In vergelijking met concurrenten presteert ABN AMRO in de eerste jaren van deze eeuw onder de maat. Het hedgefonds TCI zet als activistisch aandeelhouder topman Rijkman Groenink onder druk om maatregelen te treffen. Om de waarde voor de beleggers te vergroten, denkt het aan verkoop van de bank in losse delen. ABN AMRO zelf opteert voor een fusie met het Britse Barclays. Zij zouden samen de nummer twee zijn onder de banken in Europa. In maart 2007 wordt bekendgemaakt dat zij onderhandelingen voeren. Een maand later brengen het Belgische Fortis, het Schotse Royal Bank of Scotland en het Spaanse Santander een bod uit op ABN AMRO. De aandeelhouders kiezen voor het trio. Dat wint de strijd en verdeelt de buit. De activiteiten binnen Nederland gaan naar Fortis. Als de crisis uitbreekt, blijkt dat concern zich echter te hebben vertild aan de expansiedrift. Het raakt in grote problemen. De regering in Den Haag schiet te hulp en besluit in oktober 2008 de Nederlandse tak van het voormalige ABN AMRO volledig te nationaliseren. De bank in afgeslankte vorm is gered.

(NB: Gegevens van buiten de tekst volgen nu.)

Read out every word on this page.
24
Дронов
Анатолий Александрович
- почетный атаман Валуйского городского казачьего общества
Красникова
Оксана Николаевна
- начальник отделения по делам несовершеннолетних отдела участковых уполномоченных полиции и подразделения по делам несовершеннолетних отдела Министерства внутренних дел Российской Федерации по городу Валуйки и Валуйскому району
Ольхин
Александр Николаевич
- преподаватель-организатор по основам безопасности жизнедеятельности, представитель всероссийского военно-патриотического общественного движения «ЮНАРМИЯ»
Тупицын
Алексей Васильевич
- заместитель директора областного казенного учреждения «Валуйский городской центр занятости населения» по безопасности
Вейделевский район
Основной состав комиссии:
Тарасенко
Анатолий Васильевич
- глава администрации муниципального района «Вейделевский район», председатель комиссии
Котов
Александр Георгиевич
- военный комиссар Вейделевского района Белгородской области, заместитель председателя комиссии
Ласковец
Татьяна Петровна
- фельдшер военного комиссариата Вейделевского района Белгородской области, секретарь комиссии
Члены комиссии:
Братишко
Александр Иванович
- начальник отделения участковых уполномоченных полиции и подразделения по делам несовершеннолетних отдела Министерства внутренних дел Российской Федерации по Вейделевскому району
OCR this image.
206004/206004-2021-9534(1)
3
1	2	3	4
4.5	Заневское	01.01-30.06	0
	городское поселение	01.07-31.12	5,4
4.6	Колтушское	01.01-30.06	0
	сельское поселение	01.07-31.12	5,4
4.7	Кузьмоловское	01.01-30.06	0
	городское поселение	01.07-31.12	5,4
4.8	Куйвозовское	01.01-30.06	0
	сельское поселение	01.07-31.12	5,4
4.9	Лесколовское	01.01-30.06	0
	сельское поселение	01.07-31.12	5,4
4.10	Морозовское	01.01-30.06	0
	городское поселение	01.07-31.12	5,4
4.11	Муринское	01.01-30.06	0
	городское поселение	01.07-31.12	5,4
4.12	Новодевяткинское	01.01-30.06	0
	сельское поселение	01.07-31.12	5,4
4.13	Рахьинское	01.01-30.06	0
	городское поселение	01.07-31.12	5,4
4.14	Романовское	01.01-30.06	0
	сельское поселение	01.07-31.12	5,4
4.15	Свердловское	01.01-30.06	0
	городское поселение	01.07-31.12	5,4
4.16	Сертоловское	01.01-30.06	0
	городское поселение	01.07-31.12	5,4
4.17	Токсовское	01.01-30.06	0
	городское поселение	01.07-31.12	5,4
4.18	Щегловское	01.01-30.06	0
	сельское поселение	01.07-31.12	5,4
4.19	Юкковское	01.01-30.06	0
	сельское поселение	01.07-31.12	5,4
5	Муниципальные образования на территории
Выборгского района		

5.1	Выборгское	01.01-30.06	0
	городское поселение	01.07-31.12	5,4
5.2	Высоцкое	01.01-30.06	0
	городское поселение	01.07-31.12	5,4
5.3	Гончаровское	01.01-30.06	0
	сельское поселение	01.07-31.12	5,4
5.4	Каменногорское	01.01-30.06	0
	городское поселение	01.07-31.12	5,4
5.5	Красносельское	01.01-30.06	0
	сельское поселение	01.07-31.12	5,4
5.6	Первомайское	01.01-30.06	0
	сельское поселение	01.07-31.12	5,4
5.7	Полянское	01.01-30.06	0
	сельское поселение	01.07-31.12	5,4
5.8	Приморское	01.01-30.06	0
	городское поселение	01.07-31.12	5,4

In mei 2012 wordt KPN, met aan het hoofd Eelco Blok, geconfronteerd met een bod van de Mexicaanse branchegenoot América Móvil, eigendom van de miljardair Carlos Slim. De bestuurders van het Nederlandse telecombedrijf roepen de aandeelhouders op niet in te gaan op het voorstel. Het afstoten van de Duitse dochter E-plus zal de winstgevendheid verbeteren, beloven zij. América Móvil koopt ondertussen volop aandelen van KPN en bouwt een belang op van bijna 30 procent. In augustus 2013 presenteert de belager een nieuw bod op de resterende ruim 70 procent. Korte tijd later werpt een stichting die bij de beursgang in 1994 in het leven is geroepen, een beschermingswal op. Via de uitgifte van een enorm pakket zogeheten preferente aandelen verwerft zij een beslissende stem in de zeggenschap. Voorzitter Jacques Schraven zegt met deze stap te willen bereiken dat América Móvil om de tafel gaat met KPN om over redelijke voorwaarden voor een overname te praten. De onderhandelingen lopen op niets uit. Half oktober 2013 kondigen de Mexicanen aan dat zij de aftocht blazen.